"In 1856 Dr. Jobard of Paris declared to a startled press: "I hold a discovery which frightens me. There are two kinds of electricity; one, brute and blind is produced by the contact of metals and acids; the other is intelligent and clairvoyant. The brute (one) ...has followed Jacobii, Bonelli, and Moncal, while the intellectual one was following Bois-Robert, Thilorier, and Chevalier Duplanty. The electrical ball or globular electricity (ball lightning?) contains a thought which disobeys Newton (gravity?) and Mariotte (?) to follow its own freaks.... we have in the annals of the academy thousands of proofs of the intelligence of the electric bolt...but I remark that I am permitting myself to become indiscreet. A little more and I would have disclosed to you the key which is about to discover to us the universal spirit."This odd pronouncement on the true nature of electricity by the mysterious Dr. Jobard immediately reminded me of Vladimir Nabokov's story "Time and Ebb", which is set in the year 2024:
"Elementary allobiotic phenomena led their so-called spiritualists to the silliest forms of transcendental surmise and made so-called common sense shrug its broad shoulders in equally silly ignorance. Our denominations of time would have seemed to them "telephone" numbers. They played with electricity in various ways without having the slightest notion of what it really was-- and no wonder the chance revelation of its true nature came as a most hideous surprise (I was a man by that time and can well remember old Professor Andrews sobbing his heart out on the campus in the midst of a dumbfounded crowd)."Similar is the alternate world in Nabokov’s novel Ada, in which, for reasons only hinted at, there has been something related to electricity called the 'L' disaster, and electricity (even the word itself) is banned:
"The unmentionable magnetic power denounced by evil lawmakers in this our shabby country—oh, everywhere - Part 1, Ch.3"There is non-electric technology:
"I want to ask you," she said quite distinctly, but also quite beside herself because his ramping palm had now worked its way through at the armpit, and his thumb on a nipplet made her palate tingle: ringing for the maid in Georgian novels—inconceivable without the presence of elettricità—I protest. You cannot. It is banned even in Lithuanian and Latin. Ada's note.) - Part 1, Ch.19"

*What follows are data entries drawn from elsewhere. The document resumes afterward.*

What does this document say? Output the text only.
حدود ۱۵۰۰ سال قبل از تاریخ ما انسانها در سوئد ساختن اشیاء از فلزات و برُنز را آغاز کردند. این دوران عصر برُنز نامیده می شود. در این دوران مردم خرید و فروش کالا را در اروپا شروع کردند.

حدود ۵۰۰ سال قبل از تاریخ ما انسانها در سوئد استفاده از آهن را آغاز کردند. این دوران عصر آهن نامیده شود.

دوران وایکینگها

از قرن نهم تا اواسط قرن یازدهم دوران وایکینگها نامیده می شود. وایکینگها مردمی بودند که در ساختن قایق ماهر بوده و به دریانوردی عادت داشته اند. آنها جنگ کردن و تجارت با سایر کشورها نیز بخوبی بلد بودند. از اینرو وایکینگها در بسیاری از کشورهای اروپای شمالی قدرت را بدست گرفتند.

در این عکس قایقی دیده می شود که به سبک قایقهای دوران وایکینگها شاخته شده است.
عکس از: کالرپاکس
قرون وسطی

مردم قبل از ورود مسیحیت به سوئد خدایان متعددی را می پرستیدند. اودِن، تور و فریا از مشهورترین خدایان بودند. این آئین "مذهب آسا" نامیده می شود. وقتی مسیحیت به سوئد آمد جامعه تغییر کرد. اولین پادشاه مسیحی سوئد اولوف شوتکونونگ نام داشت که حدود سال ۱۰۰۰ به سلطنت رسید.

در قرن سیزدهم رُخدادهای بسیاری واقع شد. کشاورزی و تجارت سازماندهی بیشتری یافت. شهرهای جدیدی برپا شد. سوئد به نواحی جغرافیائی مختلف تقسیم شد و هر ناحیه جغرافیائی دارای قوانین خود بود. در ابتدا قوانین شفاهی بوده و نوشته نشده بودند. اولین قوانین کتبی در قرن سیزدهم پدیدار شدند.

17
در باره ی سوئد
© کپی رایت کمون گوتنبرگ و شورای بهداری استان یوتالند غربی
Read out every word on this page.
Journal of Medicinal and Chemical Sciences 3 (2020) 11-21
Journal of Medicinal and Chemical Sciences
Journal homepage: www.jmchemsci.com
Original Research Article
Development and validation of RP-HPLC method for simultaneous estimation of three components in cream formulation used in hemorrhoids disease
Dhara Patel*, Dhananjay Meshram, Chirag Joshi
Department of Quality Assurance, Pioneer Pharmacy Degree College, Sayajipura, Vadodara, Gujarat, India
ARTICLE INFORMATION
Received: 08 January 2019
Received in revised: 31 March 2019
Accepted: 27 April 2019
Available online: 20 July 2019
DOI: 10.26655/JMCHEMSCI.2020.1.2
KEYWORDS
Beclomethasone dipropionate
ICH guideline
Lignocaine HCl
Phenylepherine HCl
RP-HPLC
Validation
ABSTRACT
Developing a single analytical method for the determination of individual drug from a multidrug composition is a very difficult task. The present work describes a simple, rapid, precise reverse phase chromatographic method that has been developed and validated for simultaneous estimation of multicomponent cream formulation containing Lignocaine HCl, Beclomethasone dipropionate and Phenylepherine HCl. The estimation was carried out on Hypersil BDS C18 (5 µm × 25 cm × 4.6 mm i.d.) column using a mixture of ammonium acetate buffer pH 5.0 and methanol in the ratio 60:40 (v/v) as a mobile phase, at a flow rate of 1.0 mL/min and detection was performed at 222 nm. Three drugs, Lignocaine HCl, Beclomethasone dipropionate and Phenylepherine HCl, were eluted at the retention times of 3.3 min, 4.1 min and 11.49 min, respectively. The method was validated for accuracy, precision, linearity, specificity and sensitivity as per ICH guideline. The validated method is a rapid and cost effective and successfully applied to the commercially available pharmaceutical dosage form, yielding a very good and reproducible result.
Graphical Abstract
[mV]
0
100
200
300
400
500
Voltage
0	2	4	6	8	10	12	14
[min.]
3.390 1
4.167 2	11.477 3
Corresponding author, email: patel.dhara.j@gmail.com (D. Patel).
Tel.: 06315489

"..the extremely elaborate and still very expensive hydrodynamic telephones and miserable gadgets that were to replace those that had gone k chertyam sobach'im (Russian "to the devil") with the banning of an unmentionable "lammer." - Part 1, Ch.13 ["lammer: amber (Fr: l'ambre), allusion to electricity]"Is it possible Nabokov was aware Dr. Jobard’s experiment? This world’s most obsessive Nabokovian (which is saying something) Brian Boyd has annotated all mentions of electricity (and the related ‘L’disaster (and everything else)) in Ada, but as far as I can tell he is unaware of Jobard. While I have been unable to determine even Jobard’s first name, that same quote is cited by the 19th century occultist and originator of a considerable amount of the New Age nonsense that is around today Madame Blavatsky (and it is most likely from Blavatsky where the author of the Anomalist essay originally read it). Blatvasky, as you may recall, was admired by Yeats (and others). But is there a connection between Blavatsky and Nabokov? In Nabokov's Otherworld (a book I have never read), Vladimir E. Alexandrov argues that Nabokov was not only aware of but profoundly inspired by (oh dear) the nonsense of Blavatsky and other similar mystics:
"Alexandrov's is clearly a revolutionary study, an important landmark which points students of Nabokov toward a group of late-nineteenth-and early-twentieth-century mystics and visionaries such as Mme. Blavatsky, P.D. Oustinov, Nikolai Evrainov, and Nikolai Gumilev."That quote is from an exchange between Boyd and Robert M. Adams. In the same exchange Adams says:
"But both my original point of view, and Professor Boyd's, seem likely to undergo major modification as a result of a new, important study entitled Nabokov's Otherworld by Vladimir E. Alexandrov (Princeton University Press, 1991). This book, which did not appear in time for Boyd to take notice of it in his biography or bibliographies, proposes a radical revaluation of Nabokov's thought."I will leave the debate on the degree and nature of Blavatsky’s influence on V.N. to the experts. But I am now convinced that the Jobard quote was the source for the electricity motif in Ada and "Time and Ebb". I wonder if this connection has been made by Alexandrov? If not, then I believe I am the first to do so.